Windmiller analyzed Intertropical Convergence Zone meteorological data for the Atlantic Ocean between 2001 and 2021 and buoy data ranging from 1998 to 2018 to define the edges of the Intertropical Convergence Zone and investigate low wind speed events in the region. Low wind speed events are characterized by winds blowing at less than three meters per second, or five knots (the minimum speed required for sailing), for at least six hours. Windmiller examined the data on multi-day, hourly and minute-by-minute timescales, and considered how the low wind speed events evolved over time.

She found that low wind speed events coincided with clear weather conditions, lowered air temperatures and a lack of precipitation, conditions that point to sinking air masses diverging at the surface rather than rising air masses. Windmiller also found that low wind speed events mainly happen in the inner regions of the Intertropical Convergence Zone, and that they only occur on average in about 5% of the region at any given time (but can occur as often as 21% of the time in the eastern Atlantic during the Northern Hemisphere's summer). Low wind speed locations also varied based on the season and region of the Atlantic Ocean.

An illustration depicting rising air, which forms storm clouds over the equator. A sailing ship moves under the storm clouds.

The traditional explanation of the doldrums is that rising air near the equator causes storms and regions of low-to-no wind speeds at the surface. Although the doldrums typically occur between 5 degrees North and South of the equator, those boundaries can shift considerably around the tropics. Credit: Mary Heinrichs

An illustration depicting sinking air, which form large areas of low wind speeds around the equator. A sailing ship moves under the sinking air masses.

Windmiller's explanation of the doldrums is that large regions of sinking air near the equator causes long-lasting regions of low-to-no wind speeds at the surface. Although the doldrums typically occur between 5 degrees North and South of the equator, those boundaries can shift considerably around the tropics. Credit: Mary Heinrichs

"Most of the air inside the Intertropical Convergence Zone is actually going down rather than up," said Windmiller. "It's not just on average that we have low wind speeds in this region, but that we have these moments in time when the wind has just gone away over very large areas."

Her theory is supported not just by scientific evidence, but by the next verse in Coleridge's poem, which famously describes a ship's stranding in a windless, rainless region within the doldrums:

Water, water, every where,

And all the boards did shrink;

Water, water, every where,

Nor any drop to drink.

Disproving an old theory

For years, Windmiller has queried other atmospheric scientists about the doldrums: what really causes the wind to occasionally disappear around the equator?

"They would start to explain this upward circulation of air, but as they were explaining it, they often realized it didn't actually make sense," said Windmiller. "I was always surprised - it's such a basic phenomenon, so why wouldn't we have a theory for it?"

Some questions do remain. Windmiller is not certain what causes the Intertropical Convergence Zone's large regions of sinking air - while most of the air in the tropics is slowly sinking, that effect alone may not be strong enough to cause the doldrums. Other possible causes, she said, include large convective systems that leave downdrafts in their wakes, or humidity gradients that cause local air to cool and sink.
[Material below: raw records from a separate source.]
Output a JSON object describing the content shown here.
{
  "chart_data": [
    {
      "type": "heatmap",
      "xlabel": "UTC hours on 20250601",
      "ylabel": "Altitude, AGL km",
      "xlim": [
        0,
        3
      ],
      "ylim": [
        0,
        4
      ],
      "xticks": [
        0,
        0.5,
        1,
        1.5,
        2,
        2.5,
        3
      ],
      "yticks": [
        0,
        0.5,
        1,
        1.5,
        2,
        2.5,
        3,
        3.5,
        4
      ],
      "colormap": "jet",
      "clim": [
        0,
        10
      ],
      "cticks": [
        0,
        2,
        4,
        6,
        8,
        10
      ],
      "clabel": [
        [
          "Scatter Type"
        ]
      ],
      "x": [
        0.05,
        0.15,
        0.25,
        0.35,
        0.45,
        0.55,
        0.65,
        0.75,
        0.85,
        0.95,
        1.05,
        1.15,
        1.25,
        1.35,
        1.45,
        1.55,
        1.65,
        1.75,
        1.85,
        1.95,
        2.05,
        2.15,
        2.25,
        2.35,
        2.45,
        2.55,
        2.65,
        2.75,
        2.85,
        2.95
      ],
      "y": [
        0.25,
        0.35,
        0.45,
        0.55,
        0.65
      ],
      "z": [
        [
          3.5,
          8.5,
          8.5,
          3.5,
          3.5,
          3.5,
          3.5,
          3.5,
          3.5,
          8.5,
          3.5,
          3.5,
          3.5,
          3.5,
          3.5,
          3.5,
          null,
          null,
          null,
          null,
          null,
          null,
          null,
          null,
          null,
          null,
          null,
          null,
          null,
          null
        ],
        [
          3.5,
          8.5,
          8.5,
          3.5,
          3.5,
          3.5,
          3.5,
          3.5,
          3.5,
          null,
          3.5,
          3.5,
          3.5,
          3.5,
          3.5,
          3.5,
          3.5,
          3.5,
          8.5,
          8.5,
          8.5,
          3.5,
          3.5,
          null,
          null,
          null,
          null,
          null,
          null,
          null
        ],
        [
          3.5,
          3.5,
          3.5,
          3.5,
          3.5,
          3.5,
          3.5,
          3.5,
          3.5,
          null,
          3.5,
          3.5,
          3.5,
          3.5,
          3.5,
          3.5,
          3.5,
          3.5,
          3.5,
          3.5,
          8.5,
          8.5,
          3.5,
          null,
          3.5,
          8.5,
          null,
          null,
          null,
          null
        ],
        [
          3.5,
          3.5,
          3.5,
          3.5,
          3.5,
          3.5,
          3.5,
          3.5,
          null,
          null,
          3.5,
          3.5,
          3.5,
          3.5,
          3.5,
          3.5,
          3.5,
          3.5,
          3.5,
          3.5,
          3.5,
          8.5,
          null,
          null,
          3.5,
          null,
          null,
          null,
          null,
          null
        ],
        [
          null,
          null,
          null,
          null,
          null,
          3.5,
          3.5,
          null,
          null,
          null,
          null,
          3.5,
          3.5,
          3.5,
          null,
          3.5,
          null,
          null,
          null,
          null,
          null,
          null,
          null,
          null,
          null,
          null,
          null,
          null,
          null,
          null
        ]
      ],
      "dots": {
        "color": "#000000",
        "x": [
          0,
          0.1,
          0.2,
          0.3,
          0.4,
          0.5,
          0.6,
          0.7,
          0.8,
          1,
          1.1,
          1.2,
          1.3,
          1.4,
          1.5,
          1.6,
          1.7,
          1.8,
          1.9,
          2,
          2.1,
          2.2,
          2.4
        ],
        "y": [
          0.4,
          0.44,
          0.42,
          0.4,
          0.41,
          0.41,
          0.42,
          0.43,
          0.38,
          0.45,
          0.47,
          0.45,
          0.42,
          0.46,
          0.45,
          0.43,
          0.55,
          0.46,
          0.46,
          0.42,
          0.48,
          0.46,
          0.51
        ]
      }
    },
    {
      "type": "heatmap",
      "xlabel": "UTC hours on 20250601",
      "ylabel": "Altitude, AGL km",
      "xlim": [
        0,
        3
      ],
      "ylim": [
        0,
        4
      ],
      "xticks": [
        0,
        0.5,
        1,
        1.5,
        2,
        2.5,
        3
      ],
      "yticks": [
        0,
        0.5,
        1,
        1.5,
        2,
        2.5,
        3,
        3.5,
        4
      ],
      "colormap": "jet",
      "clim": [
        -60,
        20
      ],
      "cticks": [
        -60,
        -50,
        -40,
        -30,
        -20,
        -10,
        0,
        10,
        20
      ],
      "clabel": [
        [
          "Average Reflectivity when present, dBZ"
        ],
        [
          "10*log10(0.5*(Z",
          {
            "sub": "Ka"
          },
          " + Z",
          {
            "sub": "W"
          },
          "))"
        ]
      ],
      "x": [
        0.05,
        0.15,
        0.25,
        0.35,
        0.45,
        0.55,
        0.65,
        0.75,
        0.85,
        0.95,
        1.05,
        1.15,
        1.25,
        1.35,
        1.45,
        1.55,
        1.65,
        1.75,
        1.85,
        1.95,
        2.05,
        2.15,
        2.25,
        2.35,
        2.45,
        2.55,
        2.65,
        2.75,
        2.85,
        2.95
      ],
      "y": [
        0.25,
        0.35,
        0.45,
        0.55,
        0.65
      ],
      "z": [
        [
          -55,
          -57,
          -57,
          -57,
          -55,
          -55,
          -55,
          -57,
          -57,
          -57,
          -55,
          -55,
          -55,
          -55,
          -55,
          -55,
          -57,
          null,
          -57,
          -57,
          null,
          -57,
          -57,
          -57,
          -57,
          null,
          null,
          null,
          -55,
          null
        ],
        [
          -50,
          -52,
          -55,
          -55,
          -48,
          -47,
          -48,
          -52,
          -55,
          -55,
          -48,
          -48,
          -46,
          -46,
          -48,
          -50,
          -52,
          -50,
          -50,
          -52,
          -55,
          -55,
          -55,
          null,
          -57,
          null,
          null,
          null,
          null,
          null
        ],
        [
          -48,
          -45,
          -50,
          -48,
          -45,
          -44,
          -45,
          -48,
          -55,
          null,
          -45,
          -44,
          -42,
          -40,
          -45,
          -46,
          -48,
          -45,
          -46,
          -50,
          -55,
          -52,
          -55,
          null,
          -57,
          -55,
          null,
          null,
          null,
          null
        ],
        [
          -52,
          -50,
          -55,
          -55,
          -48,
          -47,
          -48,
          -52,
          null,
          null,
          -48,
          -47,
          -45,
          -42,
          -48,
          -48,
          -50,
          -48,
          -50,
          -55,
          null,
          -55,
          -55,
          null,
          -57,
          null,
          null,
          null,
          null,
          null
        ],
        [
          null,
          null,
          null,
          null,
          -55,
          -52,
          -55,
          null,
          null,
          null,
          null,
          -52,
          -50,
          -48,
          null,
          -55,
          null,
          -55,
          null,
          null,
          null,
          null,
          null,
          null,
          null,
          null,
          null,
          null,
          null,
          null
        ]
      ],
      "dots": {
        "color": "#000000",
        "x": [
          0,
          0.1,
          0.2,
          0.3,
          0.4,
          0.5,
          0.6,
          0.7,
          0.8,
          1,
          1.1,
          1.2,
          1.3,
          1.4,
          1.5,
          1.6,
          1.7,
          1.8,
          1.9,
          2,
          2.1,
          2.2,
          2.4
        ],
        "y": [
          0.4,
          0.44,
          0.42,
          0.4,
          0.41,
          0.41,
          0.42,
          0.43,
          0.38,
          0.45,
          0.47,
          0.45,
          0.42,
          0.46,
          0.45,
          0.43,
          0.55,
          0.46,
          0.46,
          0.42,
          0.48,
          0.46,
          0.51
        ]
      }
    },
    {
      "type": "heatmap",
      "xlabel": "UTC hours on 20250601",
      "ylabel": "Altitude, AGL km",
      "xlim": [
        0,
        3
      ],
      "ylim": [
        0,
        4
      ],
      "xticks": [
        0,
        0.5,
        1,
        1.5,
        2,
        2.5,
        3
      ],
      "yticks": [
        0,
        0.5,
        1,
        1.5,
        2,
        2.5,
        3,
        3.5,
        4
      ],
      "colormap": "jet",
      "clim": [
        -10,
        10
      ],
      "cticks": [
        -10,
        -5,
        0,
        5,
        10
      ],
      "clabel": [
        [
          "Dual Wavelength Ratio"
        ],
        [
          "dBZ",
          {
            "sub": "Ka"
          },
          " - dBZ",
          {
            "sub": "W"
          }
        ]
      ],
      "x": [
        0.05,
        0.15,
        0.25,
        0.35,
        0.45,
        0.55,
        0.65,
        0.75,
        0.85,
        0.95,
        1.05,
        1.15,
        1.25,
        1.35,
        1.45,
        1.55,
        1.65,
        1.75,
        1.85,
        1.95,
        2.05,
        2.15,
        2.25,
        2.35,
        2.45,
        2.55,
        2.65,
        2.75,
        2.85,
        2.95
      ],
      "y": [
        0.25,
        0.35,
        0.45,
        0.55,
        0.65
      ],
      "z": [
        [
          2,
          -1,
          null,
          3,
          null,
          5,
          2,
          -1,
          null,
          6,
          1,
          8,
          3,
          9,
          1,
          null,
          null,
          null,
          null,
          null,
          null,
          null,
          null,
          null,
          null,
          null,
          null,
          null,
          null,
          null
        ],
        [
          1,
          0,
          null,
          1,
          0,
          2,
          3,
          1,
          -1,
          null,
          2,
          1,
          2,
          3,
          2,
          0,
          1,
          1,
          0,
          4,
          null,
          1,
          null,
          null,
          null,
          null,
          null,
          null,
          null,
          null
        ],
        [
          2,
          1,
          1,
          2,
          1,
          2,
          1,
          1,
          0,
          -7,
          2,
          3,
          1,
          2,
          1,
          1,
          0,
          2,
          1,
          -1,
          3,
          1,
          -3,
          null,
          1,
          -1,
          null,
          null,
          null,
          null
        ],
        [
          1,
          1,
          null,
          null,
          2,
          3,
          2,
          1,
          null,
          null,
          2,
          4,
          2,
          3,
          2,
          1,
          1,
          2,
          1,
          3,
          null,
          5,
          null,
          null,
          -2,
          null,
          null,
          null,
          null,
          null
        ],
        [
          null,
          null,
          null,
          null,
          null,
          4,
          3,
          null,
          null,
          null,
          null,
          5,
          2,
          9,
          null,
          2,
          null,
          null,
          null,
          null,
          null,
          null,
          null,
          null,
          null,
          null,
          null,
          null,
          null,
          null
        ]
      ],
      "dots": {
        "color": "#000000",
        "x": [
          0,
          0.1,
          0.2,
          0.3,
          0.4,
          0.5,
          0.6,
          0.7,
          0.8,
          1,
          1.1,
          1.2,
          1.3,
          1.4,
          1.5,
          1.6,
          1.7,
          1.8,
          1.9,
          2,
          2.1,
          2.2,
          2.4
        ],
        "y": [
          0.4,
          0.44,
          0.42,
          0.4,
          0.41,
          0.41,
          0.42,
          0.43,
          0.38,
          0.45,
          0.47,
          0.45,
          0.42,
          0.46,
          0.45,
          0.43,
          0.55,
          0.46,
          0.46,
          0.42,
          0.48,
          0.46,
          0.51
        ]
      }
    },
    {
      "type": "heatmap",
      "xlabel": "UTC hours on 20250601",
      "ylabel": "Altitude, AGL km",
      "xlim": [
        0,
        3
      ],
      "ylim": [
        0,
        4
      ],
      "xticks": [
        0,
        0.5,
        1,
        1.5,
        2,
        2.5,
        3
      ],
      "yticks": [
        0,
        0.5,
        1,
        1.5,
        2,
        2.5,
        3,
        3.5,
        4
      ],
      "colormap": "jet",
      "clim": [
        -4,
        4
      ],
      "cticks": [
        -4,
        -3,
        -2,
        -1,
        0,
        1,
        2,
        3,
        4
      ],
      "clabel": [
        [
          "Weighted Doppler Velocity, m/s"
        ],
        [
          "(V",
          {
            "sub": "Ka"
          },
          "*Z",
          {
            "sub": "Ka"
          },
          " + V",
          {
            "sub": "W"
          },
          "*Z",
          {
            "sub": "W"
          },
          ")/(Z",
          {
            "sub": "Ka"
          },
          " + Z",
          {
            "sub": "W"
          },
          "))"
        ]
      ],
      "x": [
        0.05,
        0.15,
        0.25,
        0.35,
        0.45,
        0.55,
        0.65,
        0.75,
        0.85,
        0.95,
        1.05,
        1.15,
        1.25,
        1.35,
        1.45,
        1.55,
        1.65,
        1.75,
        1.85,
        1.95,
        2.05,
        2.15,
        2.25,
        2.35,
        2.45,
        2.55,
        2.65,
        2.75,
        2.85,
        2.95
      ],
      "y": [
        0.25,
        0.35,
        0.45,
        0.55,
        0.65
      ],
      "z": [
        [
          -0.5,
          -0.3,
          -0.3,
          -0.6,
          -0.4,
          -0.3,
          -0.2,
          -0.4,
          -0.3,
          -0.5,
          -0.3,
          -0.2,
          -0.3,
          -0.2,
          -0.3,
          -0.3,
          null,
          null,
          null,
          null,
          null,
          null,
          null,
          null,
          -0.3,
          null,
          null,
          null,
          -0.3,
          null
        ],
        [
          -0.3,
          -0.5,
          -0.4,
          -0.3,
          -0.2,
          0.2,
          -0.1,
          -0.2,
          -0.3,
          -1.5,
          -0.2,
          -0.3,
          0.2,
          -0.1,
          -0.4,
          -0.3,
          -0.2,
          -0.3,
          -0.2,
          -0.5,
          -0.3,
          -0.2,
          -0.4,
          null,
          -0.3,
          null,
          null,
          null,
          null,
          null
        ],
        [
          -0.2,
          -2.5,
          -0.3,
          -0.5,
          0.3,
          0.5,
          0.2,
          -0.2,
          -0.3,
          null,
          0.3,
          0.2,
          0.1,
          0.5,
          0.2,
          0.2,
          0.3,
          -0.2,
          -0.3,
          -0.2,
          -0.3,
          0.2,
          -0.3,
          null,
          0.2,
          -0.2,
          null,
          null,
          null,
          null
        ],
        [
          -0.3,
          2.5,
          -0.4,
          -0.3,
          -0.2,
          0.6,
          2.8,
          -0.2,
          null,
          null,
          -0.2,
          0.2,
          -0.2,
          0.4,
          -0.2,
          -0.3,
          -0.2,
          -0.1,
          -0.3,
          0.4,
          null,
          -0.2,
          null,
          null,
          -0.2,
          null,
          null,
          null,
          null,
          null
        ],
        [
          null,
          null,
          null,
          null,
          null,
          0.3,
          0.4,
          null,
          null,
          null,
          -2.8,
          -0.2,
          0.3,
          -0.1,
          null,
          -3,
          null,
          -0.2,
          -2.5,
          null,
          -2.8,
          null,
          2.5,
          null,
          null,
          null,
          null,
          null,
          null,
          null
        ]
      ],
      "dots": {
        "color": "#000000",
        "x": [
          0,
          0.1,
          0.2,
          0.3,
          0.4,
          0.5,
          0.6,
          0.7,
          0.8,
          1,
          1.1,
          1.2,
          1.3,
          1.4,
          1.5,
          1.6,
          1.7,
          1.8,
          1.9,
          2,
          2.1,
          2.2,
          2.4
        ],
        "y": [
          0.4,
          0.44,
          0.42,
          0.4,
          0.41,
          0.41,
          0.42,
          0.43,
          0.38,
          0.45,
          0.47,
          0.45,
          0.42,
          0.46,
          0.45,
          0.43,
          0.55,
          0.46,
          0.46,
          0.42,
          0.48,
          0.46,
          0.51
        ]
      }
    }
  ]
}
And while modern mariners are unlikely to be stranded in the doldrums, understanding their true cause could have present-day impacts. New, high-resolution climate models struggle to simulate regions of low wind speeds, so understanding the doldrums could change model predictions of precipitation and wind patterns.

"We can no longer explain these low wind speed events in the way we've done before," said Windmiller. "I hope that this is something that people will see and read, and realize that the explanation is really upside down from what we've had."